Holiday rights accrue on a monthly basis. In the first year, a worker is entitled to a twelfth of the statutory annual leave entitlement for every month worked. The amount of time that can be taken at any one time within the first year of work can be rounded up to the nearest half a day.
Under the statutory scheme, workers who want to take leave must give notice of at least twice the length of the holiday requested. This requirement can be varied by the employment contract or through collective bargaining, but any conditions imposed for taking leave must not be unreasonable or arbitrary, or make it too difficult for the worker to take their leave (Lyons v Mitie Security UKEAT/0081/09, KHS AG v Winfried Schulte [2011] EUECJ C-214/10).

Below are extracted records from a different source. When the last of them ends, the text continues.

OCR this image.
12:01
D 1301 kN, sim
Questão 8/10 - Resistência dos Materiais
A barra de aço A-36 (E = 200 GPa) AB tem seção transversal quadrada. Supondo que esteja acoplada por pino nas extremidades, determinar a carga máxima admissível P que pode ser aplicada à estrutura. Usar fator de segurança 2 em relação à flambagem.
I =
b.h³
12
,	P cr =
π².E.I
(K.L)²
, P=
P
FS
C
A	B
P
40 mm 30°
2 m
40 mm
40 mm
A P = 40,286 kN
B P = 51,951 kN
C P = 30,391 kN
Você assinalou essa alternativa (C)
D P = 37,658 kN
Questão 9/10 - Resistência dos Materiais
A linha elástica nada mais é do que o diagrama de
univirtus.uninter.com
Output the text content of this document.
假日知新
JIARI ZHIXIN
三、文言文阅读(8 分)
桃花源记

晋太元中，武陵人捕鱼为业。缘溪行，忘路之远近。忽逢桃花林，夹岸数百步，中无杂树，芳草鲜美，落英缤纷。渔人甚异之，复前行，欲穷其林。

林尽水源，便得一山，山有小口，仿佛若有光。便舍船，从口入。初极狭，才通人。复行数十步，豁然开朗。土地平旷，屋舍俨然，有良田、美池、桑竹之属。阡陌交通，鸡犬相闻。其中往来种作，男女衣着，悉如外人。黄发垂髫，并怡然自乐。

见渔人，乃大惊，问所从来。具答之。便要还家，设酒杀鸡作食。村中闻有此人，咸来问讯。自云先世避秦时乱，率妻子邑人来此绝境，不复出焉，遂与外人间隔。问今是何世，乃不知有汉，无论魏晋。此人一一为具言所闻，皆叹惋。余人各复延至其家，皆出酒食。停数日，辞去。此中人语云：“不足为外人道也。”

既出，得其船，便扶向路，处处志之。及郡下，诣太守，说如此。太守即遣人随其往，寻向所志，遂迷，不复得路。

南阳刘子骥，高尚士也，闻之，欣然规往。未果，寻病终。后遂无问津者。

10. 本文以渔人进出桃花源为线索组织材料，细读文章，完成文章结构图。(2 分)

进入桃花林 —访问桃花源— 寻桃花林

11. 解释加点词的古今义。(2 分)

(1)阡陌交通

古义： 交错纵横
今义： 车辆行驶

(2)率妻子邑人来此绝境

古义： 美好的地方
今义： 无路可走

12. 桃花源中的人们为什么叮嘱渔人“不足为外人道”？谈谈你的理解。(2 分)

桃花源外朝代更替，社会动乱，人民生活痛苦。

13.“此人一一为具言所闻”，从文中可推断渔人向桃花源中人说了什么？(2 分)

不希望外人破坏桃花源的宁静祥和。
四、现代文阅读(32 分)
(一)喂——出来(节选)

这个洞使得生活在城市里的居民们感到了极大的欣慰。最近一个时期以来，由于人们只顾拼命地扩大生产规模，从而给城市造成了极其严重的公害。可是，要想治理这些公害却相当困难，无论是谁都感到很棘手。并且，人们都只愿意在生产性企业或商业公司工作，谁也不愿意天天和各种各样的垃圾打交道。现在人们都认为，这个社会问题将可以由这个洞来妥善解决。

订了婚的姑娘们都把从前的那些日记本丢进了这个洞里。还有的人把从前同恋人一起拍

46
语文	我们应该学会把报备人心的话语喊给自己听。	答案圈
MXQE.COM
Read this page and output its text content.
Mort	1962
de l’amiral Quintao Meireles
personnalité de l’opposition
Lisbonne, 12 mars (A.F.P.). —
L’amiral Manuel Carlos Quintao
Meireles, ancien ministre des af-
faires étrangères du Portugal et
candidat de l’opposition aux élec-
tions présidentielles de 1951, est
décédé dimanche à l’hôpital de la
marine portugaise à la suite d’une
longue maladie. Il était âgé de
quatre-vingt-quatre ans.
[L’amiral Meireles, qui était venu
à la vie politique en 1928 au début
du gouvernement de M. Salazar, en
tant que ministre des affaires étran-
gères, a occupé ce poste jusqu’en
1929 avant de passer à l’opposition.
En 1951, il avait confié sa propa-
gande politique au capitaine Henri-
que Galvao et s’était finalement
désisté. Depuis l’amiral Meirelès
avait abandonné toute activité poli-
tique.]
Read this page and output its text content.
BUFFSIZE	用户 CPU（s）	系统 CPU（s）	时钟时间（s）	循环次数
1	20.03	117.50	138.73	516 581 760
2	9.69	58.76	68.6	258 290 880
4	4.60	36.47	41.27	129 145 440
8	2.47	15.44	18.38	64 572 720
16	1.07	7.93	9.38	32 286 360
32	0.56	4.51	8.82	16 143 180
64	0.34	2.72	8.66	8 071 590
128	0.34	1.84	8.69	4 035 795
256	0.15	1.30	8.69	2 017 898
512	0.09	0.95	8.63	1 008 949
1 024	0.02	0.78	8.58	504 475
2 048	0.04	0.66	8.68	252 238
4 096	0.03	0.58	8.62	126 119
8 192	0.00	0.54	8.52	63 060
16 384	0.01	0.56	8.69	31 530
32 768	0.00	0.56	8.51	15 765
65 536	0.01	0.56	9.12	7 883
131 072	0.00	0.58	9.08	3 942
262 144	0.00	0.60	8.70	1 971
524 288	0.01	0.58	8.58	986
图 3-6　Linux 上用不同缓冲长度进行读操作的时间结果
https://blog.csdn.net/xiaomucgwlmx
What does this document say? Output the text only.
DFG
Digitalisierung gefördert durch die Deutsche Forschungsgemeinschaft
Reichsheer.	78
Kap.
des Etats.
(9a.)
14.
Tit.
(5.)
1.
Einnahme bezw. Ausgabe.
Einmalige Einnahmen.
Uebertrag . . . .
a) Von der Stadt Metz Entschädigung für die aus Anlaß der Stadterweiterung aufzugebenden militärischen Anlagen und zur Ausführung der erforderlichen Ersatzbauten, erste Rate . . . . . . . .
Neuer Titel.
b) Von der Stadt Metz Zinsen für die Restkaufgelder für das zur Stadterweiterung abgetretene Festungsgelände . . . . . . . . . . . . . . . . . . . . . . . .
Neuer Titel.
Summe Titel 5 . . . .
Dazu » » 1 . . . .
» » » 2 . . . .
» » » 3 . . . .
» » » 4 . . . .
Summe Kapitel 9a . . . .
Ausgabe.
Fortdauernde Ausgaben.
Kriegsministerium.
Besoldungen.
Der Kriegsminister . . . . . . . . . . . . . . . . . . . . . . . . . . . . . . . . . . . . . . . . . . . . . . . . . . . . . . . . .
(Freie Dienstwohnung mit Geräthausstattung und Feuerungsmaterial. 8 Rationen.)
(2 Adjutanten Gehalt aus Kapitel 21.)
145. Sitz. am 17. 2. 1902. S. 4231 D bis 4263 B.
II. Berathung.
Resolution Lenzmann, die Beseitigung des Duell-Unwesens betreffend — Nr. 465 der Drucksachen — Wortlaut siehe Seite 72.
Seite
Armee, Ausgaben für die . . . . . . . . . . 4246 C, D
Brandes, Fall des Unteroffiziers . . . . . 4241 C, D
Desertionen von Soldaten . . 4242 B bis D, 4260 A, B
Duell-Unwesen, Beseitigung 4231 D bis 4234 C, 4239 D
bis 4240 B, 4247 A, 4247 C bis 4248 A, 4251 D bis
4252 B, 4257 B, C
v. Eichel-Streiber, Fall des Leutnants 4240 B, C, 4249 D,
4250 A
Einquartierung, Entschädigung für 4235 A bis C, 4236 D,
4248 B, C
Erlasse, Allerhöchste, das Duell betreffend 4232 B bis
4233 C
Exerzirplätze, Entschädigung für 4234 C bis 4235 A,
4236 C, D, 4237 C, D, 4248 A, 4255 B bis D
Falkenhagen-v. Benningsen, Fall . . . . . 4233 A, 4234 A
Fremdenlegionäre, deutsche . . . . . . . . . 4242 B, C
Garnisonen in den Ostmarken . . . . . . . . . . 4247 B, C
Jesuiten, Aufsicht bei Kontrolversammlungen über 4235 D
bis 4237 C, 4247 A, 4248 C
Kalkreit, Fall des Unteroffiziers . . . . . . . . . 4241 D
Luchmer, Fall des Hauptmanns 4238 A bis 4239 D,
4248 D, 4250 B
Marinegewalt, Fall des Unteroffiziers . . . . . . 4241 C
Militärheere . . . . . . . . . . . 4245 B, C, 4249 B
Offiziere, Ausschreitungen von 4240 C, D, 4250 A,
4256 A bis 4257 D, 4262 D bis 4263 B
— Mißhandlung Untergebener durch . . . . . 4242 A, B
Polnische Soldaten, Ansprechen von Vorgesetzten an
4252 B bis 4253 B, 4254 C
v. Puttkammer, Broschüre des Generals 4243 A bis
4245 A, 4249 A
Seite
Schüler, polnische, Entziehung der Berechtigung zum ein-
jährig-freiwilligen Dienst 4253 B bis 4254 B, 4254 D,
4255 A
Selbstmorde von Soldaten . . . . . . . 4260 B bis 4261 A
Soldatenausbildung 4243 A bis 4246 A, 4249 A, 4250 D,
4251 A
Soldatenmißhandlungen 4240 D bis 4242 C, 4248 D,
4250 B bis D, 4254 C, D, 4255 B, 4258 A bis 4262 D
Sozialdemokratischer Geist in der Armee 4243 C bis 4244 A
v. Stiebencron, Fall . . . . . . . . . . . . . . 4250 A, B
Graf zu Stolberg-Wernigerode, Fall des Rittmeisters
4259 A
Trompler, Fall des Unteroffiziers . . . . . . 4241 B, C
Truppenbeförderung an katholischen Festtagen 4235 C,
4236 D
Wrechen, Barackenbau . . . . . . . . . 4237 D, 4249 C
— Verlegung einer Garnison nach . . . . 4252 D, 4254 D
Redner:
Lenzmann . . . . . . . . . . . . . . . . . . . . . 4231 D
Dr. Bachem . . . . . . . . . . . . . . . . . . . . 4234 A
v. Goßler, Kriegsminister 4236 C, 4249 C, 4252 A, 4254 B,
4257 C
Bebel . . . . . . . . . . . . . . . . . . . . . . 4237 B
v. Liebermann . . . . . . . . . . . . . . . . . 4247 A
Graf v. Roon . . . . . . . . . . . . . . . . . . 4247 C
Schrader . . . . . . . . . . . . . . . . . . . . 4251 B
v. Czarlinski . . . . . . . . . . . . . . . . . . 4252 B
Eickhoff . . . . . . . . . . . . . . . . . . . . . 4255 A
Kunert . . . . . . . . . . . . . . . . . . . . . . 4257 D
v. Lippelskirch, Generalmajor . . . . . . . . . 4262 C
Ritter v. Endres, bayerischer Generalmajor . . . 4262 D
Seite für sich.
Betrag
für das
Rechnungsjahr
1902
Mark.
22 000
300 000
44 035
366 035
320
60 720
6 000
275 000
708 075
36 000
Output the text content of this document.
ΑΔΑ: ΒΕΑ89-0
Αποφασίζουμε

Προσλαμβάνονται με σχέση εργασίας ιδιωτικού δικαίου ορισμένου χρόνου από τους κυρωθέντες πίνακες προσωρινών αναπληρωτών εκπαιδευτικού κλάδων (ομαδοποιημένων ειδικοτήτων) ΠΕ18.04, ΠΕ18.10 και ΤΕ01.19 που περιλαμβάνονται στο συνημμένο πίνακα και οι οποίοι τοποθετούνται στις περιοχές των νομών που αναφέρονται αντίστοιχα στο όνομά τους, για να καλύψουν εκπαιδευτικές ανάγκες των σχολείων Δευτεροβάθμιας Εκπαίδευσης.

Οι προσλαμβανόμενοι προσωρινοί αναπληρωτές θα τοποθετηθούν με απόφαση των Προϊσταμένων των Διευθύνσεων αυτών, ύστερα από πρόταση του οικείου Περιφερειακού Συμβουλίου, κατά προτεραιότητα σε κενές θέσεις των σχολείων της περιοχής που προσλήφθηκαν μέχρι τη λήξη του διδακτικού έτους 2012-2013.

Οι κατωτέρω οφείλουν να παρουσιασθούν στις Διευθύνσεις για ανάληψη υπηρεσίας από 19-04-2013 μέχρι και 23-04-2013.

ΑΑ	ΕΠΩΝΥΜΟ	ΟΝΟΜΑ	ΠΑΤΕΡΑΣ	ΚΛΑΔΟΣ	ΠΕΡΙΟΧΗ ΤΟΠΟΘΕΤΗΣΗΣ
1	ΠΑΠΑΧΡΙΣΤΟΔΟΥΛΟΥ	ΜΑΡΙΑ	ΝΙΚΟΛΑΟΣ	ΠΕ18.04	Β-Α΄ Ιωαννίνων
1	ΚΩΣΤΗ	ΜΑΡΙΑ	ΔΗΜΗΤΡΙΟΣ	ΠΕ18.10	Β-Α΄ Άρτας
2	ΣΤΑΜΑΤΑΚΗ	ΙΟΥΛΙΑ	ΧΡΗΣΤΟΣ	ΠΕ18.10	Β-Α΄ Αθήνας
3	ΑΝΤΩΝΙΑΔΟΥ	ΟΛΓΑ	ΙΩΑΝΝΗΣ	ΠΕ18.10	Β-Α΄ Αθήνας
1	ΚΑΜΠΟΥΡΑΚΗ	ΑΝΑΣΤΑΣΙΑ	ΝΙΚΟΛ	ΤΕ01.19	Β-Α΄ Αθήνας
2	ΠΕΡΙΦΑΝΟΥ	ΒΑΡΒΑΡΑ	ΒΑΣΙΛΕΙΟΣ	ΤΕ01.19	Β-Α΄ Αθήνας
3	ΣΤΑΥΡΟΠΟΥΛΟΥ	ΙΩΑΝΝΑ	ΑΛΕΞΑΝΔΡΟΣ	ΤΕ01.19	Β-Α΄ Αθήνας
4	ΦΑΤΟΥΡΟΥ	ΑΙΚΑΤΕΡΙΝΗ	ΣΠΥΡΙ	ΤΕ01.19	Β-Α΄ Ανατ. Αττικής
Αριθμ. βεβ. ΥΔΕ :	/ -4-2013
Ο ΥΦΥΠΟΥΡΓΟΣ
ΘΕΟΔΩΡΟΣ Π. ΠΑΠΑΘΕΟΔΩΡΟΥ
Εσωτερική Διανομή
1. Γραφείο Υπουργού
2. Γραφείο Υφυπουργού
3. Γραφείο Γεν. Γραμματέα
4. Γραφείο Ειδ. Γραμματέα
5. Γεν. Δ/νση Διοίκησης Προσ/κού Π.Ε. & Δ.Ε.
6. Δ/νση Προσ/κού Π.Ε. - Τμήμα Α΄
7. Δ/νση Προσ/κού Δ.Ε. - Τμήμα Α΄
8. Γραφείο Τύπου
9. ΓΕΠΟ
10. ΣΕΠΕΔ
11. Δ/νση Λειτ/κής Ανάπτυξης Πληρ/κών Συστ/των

An employer can ask for holiday to be deferred as long as they tell the employee in advance, giving notice which is at least as long as the holiday requested. Shorter notice can be given if a “relevant agreement” allows this. A contract term, for example, requiring employees to take holiday during their notice period, can be a “relevant agreement” (Industry & Commerce Maintenance v Briffa [2008] UKEAT/0215/08/CEA).
If an employer refuses to pay for statutory holidays, a worker can bring a tribunal claim. There are tribunal fees (£160 issue fee and £230 hearing fee). Acas Early Conciliation applies. No claim can be brought in the employment tribunal without first submitting an Acas Early Conciliation Notification Form available from the Acas website. This step must be taken within the three-month time period for bringing the claim. See Chapter 13 for information on fees, “Help with Fees” and Acas Early Conciliation.